L’analyse critique aussi la disposition selon laquelle « conformément à l'article L. 1110-4 du code de la santé publique, en cas de diagnostic ou de pronostic grave, l'infirmier peut être chargé par le médecin, de délivrer à la famille, les proches de la personne malade ou la personne de confiance définie à l'article L. 1111-6, les informations nécessaires destinées à leur permettre d'apporter un soutien direct à la personne malade ». Or, ce sont là les termes mêmes de l’article L. 1110-4 ! Ce texte ajoute, s’agissant des informations proprement médicales, « Seul un médecin est habilité à délivrer, ou à faire délivrer sous sa responsabilité, ces informations ». Par qui donc votre collaboratrice pense-t-elle que le médecin peut faire délivrer lesdites informations sous sa responsabilité, sinon par l’infirmier présent au chevet du malade et accessible à ses proches ?

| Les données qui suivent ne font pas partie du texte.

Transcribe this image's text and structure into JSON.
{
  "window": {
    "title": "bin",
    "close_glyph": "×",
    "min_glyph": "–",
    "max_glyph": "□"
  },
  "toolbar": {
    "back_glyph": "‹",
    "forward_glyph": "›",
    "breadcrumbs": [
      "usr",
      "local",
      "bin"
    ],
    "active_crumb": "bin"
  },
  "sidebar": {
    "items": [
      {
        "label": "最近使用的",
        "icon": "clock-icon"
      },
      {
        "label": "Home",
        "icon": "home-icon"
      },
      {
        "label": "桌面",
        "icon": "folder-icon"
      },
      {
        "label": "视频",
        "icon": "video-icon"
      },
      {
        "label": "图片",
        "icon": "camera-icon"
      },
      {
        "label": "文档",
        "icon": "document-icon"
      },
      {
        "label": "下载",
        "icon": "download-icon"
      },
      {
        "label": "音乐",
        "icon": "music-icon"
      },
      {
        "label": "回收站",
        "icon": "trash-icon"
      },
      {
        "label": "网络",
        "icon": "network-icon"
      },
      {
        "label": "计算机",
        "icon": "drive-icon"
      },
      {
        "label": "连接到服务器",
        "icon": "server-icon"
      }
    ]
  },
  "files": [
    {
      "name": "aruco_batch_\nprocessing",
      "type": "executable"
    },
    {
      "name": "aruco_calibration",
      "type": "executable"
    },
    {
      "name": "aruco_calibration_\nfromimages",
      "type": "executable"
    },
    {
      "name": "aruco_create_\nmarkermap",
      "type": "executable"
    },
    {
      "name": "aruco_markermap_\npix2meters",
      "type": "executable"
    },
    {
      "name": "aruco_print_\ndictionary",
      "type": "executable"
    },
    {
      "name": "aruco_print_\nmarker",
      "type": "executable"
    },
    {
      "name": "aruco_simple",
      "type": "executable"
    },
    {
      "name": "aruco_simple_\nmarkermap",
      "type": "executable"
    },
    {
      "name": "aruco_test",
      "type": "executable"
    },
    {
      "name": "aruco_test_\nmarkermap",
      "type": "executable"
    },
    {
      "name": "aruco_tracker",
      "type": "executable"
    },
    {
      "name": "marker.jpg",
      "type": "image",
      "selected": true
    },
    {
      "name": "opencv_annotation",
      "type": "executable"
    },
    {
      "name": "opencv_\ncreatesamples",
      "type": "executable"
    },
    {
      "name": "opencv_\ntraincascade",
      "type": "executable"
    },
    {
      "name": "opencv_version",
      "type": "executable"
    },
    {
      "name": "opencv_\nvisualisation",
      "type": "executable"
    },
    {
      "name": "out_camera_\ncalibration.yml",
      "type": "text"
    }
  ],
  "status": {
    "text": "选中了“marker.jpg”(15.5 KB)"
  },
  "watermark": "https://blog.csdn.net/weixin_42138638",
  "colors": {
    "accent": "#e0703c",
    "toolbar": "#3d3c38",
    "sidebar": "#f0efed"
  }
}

Elle qualifie de « faute de frappe » la formule « consentement libre et informé » au prétexte que la « coutume » consiste à dire « libre et éclairé ». Cette coutume n’a aucunement force de droit. En outre, l'expression « consentement libre et éclairé » se rapporte à l'annulation des conventions et est utilisée dans le cadre de la responsabilité civile professionnelle. Or, tel n'est pas le registre du code de déontologie. Celui-ci peut parfaitement choisir les vocables qui lui paraissent pertinents dans le cadre de la délégation partielle de pouvoir réglementaire qui lui est accordée par la loi.

Quant aux remarques sur le secret professionnel permettant à l'infirmier de dénoncer des maltraitances contre des personnes privées de liberté (dont la définition ne semble pas poser de grandes difficultés...), l'interprétation des articles 226-14 (que l'auteure cite) et 434-3 (qu’elle ne cite pas) du code pénal fait l'objet de débats chez les spécialistes. Le rôle du code de déontologie, comme norme d'application et de précision de la loi, est justement de prendre position sur cette interprétation.

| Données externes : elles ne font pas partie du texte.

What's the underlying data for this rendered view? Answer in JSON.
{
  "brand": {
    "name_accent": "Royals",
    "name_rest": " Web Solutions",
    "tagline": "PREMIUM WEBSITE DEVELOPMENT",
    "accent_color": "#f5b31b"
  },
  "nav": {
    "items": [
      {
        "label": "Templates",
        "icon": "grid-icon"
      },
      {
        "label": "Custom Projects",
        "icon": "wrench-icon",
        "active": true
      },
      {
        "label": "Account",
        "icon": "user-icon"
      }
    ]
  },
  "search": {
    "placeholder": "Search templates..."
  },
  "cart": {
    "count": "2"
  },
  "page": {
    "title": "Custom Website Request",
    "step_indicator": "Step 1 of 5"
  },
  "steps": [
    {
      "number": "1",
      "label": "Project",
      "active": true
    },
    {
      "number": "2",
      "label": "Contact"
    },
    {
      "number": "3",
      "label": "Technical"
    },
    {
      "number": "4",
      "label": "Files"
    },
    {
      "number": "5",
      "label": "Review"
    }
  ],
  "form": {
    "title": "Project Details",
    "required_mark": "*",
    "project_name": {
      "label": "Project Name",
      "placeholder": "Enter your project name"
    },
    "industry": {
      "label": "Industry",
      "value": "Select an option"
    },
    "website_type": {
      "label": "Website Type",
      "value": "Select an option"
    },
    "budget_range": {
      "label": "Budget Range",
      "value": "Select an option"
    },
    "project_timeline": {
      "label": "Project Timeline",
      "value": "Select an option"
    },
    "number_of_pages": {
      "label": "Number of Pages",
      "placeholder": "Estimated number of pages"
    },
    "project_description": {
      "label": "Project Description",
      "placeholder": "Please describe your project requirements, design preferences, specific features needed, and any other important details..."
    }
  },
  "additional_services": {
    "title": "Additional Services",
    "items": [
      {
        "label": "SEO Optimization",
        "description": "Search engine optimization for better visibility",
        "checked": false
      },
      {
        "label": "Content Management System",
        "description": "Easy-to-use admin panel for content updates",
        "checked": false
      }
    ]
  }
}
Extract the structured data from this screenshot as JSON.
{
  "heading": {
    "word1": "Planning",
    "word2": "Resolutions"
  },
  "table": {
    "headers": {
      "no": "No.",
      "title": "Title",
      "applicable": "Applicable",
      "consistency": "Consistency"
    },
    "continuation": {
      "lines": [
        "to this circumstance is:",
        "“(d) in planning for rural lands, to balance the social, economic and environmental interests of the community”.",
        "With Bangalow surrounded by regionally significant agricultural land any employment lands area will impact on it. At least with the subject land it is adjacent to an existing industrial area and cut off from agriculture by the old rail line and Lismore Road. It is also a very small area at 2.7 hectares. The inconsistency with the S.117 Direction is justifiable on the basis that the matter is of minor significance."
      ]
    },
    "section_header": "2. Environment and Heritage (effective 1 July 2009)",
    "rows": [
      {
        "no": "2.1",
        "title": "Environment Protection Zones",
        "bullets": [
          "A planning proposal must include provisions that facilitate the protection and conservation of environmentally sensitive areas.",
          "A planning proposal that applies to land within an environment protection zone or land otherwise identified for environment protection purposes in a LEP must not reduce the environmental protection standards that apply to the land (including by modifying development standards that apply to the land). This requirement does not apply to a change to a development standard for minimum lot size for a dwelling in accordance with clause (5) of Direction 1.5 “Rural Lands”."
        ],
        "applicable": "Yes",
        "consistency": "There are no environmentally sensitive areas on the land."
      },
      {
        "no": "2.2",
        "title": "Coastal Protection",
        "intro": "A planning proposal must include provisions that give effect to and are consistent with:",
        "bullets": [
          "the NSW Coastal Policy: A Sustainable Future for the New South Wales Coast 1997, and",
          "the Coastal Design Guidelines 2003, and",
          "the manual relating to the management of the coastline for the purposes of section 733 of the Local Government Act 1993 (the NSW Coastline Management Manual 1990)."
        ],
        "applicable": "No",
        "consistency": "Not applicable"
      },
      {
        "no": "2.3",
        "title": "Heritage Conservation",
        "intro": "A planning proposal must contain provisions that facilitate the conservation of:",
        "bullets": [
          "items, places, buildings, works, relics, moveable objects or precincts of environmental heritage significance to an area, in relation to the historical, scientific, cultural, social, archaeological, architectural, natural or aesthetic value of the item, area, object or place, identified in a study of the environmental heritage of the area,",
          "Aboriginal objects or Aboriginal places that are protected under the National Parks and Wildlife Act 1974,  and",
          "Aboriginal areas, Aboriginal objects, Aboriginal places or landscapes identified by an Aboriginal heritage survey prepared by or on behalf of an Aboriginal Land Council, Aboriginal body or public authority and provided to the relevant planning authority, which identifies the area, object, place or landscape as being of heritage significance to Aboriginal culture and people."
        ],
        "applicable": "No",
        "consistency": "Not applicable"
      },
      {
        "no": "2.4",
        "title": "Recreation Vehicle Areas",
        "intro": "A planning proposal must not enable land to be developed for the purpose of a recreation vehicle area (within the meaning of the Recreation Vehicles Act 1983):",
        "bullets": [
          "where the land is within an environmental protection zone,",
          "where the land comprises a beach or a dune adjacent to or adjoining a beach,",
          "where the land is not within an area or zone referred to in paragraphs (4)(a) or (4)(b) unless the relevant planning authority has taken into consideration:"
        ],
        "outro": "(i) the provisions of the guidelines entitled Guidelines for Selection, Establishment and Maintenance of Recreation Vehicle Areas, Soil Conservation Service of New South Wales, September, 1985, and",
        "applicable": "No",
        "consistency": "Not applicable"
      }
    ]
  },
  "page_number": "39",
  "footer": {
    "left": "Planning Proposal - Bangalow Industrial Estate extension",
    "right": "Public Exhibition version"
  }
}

On s'étonne, pour terminer, du commentaire relatif à la publicité, estimant que les dispositions déontologiques devraient être aménagées eu égard « aux directives » (sic) services. Il ignore en effet l’arrêt de la Cour de justice de l'Union européenne du 19 mai 2009 (affaire C-531/06).

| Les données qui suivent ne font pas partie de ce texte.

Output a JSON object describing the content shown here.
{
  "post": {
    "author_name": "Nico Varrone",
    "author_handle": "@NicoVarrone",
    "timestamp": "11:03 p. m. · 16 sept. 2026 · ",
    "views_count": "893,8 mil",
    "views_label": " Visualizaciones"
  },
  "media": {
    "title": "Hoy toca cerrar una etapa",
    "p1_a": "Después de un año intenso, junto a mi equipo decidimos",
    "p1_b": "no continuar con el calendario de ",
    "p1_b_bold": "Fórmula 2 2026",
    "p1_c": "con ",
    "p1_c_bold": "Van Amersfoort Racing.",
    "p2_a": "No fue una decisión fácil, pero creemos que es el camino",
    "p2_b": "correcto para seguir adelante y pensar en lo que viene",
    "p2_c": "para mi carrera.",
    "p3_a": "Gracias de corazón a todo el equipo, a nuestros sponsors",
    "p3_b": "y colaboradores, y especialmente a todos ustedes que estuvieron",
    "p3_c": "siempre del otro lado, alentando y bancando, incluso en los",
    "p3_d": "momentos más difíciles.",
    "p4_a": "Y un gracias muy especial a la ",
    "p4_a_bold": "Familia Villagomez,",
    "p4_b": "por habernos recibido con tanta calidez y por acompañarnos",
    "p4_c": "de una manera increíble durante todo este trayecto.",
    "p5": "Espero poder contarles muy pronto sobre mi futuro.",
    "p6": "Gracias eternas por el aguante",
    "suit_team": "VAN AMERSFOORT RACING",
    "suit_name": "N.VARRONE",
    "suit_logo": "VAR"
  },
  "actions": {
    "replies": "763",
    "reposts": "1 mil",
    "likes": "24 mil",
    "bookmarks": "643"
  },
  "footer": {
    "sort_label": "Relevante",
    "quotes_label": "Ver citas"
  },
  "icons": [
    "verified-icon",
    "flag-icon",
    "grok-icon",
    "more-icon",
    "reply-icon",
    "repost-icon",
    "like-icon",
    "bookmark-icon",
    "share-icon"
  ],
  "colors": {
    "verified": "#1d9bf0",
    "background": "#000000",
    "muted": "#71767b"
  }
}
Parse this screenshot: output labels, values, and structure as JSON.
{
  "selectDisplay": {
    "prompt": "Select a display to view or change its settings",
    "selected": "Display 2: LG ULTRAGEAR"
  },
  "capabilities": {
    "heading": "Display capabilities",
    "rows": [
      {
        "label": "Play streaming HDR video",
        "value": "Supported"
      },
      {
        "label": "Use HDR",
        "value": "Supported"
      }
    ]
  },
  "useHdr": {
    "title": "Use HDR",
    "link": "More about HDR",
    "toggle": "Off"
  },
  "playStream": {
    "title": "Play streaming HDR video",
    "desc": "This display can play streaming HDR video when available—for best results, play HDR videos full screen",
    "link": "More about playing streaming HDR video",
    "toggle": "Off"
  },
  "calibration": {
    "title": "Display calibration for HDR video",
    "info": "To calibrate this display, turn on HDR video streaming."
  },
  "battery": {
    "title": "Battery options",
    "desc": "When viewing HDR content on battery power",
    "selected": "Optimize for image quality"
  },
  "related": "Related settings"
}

Selon cet arrêt, « le pharmacien de profession, (…) est censé exploiter la pharmacie non pas dans un objectif purement économique, mais également dans une optique professionnelle. Son intérêt privé lié à la réalisation de bénéfices se trouve ainsi tempéré par sa formation, par son expérience professionnelle et par la responsabilité qui lui incombe, étant donné qu’une éventuelle violation des règles légales ou déontologiques fragilise non seulement la valeur de son investissement, mais également sa propre existence professionnelle ». La Cour s’appuie ici sur des exigences propres aux professions de santé réglementées.

Elle admet, dans la droite ligne de sa jurisprudence antérieure, que la protection de la santé publique figure parmi les raisons impérieuses d’intérêt général qui peuvent justifier des restrictions aux libertés économiques de droit commun garanties par
le traité de l’Union.

Il y aurait encore des remarques à formuler sur d’autres points, mais je m’en tiens ici aux sujets principaux. Compte tenu de leur importance, il nous semblerait utile à vos lecteurs internautes que vous leur permettiez de prendre connaissance de la présente lettre.

Je vous en remercie à l’avance et vous prie de recevoir, Monsieur le Directeur, l’assurance de mes meilleures salutations.